Good results were also reported by Gobbi et al. [12] at the patellofemoral joint. Clinical follow-up of 34 patients 5 years after second-generation ACI (hyaluronan-based scaffold seeded with autologous chondrocytes) demonstrated a significant improvement in IKDC, VAS and Tegner score. Second-look arthroscopy of eight patients an average of 14.8 months revealed the repaired surface to be nearly normal with hyaline-like biopsies. Meyerkort et al. [25] performed MRI’s of 23 patients 5 years after ACI (MACI) at the patellofemoral joint (9 combined with realignment procedure of the extensor mechanism). The mean weighted MOCART composite score improved to 3.4 at 5 years indicating an intact appearance in most grafts. Graft height measured >50 % of the cartilage shoulder in 82 % of patients and 91 % would undergo the procedure again. Petersen et al. [31] reported good-to-excellent clinical results and good repair tissue fill in midterm results of 94 patients 2–9 year (mean 4.2 years) after open ACI. Later, in a long-term evaluation with an average of 12.8 years follow-up, Petersen et al. [32] reported good results with a satisfaction rate of 92 % after open ACI, which was reconfirmed in other cohort studies recently with shorter follow-ups [9, 10, 14, 20, 32, 34].
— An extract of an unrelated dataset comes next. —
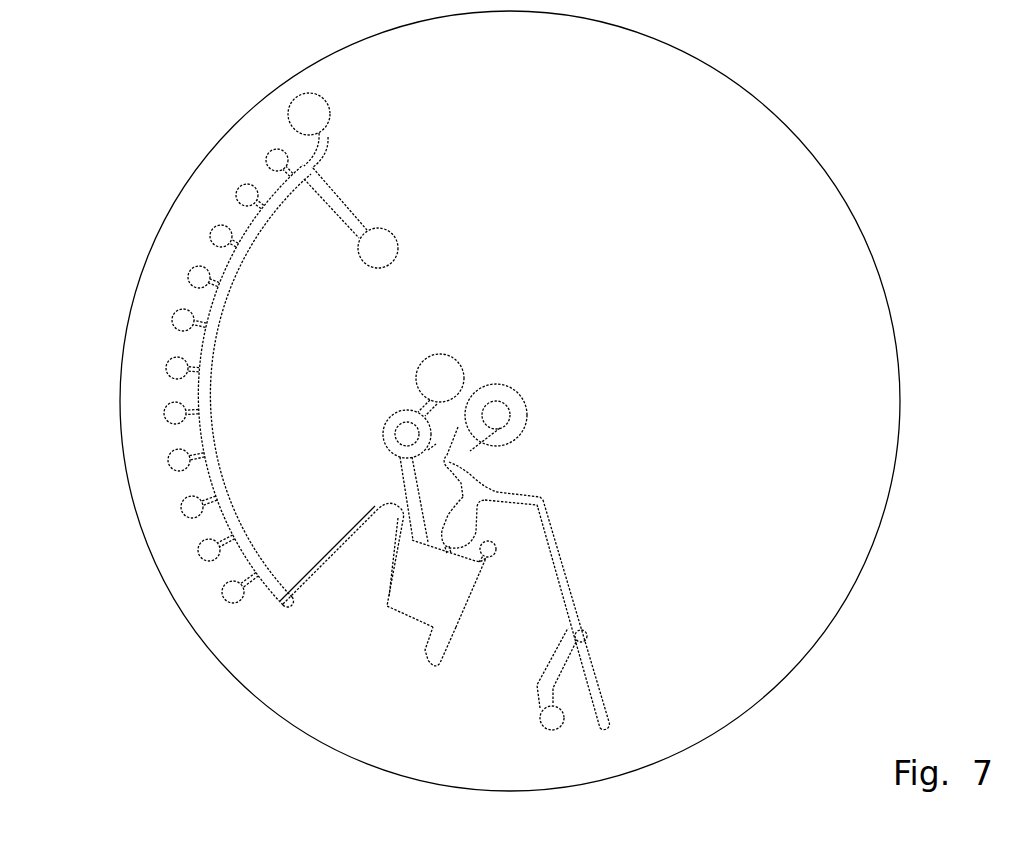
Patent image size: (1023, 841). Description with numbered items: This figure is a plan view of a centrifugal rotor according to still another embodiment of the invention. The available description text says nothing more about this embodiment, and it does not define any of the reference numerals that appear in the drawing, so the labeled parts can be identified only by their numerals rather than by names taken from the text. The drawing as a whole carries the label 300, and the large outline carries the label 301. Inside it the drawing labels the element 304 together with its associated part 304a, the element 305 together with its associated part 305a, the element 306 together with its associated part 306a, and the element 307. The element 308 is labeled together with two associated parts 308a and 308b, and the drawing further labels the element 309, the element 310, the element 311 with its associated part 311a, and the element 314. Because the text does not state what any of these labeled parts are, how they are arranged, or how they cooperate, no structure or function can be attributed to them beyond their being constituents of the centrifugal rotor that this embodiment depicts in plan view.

In the current study, an overall decrease in activity level was observed. At follow-up, some patients were still recovering from the ACI and concomitant surgery. Similar to ACL patients, the decreased activity level may also reflect the fear of reinjury in this early phase of rehabilitation [21].
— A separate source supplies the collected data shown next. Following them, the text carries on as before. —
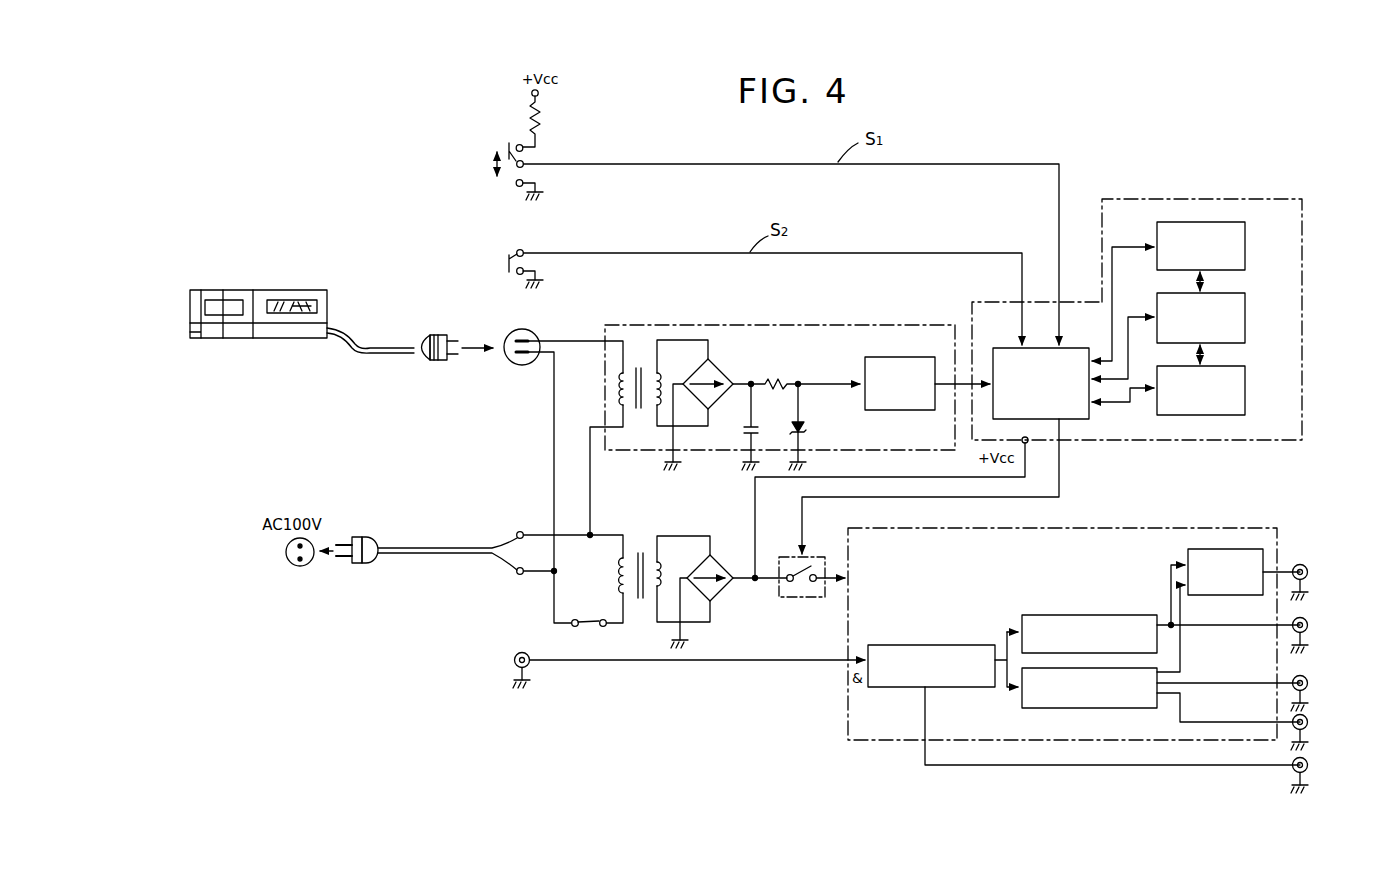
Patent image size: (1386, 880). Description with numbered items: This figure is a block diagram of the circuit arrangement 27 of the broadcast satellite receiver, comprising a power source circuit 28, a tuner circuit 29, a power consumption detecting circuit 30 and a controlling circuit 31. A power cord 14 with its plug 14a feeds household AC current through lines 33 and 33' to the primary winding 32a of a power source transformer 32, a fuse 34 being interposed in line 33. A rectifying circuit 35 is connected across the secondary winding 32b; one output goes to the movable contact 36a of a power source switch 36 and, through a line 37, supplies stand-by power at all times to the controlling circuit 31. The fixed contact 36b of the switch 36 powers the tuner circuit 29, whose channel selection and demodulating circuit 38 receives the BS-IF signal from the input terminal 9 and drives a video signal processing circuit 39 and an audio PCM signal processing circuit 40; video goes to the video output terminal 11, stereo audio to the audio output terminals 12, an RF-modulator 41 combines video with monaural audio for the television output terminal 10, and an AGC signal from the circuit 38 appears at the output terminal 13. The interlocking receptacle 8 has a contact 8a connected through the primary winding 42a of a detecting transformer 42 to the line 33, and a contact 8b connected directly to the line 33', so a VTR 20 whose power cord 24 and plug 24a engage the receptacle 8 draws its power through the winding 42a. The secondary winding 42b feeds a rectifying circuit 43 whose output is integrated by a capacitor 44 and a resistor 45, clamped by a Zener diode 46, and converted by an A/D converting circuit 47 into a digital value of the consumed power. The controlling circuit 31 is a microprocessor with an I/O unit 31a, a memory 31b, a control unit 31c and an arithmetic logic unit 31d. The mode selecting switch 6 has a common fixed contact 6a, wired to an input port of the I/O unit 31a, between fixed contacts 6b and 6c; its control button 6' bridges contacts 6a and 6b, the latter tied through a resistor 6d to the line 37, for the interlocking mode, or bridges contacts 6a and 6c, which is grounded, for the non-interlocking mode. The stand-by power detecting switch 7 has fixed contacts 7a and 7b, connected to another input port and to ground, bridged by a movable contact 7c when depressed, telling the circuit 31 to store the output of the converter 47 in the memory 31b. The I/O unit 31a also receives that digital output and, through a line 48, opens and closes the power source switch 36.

The mode selecting switch 6 is at (467, 120).
The control button 6' is at (476, 150).
The common fixed contact 6a is at (513, 183).
The fixed contact 6b is at (515, 144).
The fixed contact 6c is at (515, 186).
The resistor 6d is at (544, 122).
The stand-by power detecting switch 7 is at (490, 252).
The fixed contact 7a is at (523, 250).
The fixed contact 7b is at (516, 277).
The movable contact 7c is at (508, 271).
The VTR 20 is at (333, 308).
The power cord 24 is at (385, 343).
The plug 24a is at (437, 336).
The interlocking socket or receptacle 8 is at (508, 357).
The contact 8a is at (531, 338).
The contact 8b is at (522, 357).
The power consumption detecting circuit 30 is at (883, 325).
The detecting transformer 42 is at (637, 360).
The primary winding 42a is at (619, 394).
The secondary winding 42b is at (661, 382).
The rectifying circuit 43 is at (720, 370).
The capacitor 44 is at (754, 427).
The resistor 45 is at (782, 382).
The Zener diode 46 is at (806, 428).
The analog-to-digital converting circuit 47 is at (893, 357).
The circuit arrangement 27 is at (1083, 180).
The controlling circuit 31 is at (1307, 256).
The input/output unit 31a is at (1077, 421).
The memory 31b is at (1195, 222).
The control unit 31c is at (1246, 318).
The arithmetic logic unit 31d is at (1246, 395).
The line 48 is at (937, 498).
The power cord 14 is at (447, 547).
The plug 14a is at (365, 538).
The line 33 is at (614, 546).
The line 33' is at (582, 605).
The fuse 34 is at (601, 627).
The power source transformer 32 is at (640, 553).
The primary winding 32a is at (628, 600).
The secondary winding 32b is at (661, 572).
The power source circuit 28 is at (690, 537).
The rectifying circuit 35 is at (722, 562).
The line 37 is at (758, 548).
The power source switch 36 is at (800, 598).
The movable contact 36a is at (787, 582).
The fixed contact 36b is at (815, 584).
The broadcast satellite-IF input terminal 9 is at (515, 654).
The tuner circuit 29 is at (905, 742).
The channel selection and demodulating circuit 38 is at (918, 645).
The video signal processing circuit 39 is at (1076, 614).
The audio PCM signal processing circuit 40 is at (1086, 709).
The RF-modulator 41 is at (1222, 548).
The television output terminal 10 is at (1307, 567).
The video output terminal 11 is at (1308, 624).
The audio output terminals 12 is at (1308, 681).
The output terminal 13 is at (1308, 765).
Four patients with persisting symptoms showed an insufficient cartilage regeneration of <50 % (CRA3) of defect fill. Another 5 patients showed low subjective outcome scores with—in contrast—a good cartilage regeneration CRA 1–2. These patients were either re-scoped within the first year after ACI in the early phase of cartilage regeneration or were very complex cases with early osteoarthritis, s/p partial meniscus resection, s/p meniscal allograft, s/p osteotomy, s/p ACL revision surgery or OATS. Especially in such complex cases, the indication for ACI must be decided very critically and was probably overstretched in above-described cases.

In the present study, the only correlation found was between follow-up time and subjective scores. The longer the clinical follow-up of our patients, the better their subjective scores. This finding is in line with the cartilage maturation and may also be influenced by the clinical results of concomitant surgeries. It seems to be very important to consider the aetiology of the individual cartilage lesions, e.g. alignment or instability, and to treat it accordingly.

A limitation of this study is that the second-look arthroscopies were performed an average of only 13 months after ACI, with a minimum second look time of 6 months. Therefore, the ICRS can only reflect an early stage of cartilage regeneration but not the final result. However, at this early stage, the morphologic results have been already very good. The subjective scores are also negatively influenced by the early follow-up and by the complexity of cases. Unfortunately, only one cartilage biopsy has been performed to assess the histological quality of the regenerated cartilage (Fig. 4a, b).

Fig. 4
figure 4

Histological evaluation 1 year after ACI with spheroides a Collagen II staining, b Häematoxylin–Eosin staining

Conclusion

At second-look arthroscopy, 52 (91.3 %) of all cartilage defects showed a normal or nearly normal macroscopic articular cartilage regeneration after arthroscopic ACI using spheroides. Twenty-four patients (77.4 %) showed good subjective clinical results. The high number of concomitant surgery reflexes the complex aetiology of cartilage lesions and complexity of treatment. Thus, a strict indication and surgical planing is necessary to avoid clinical failures.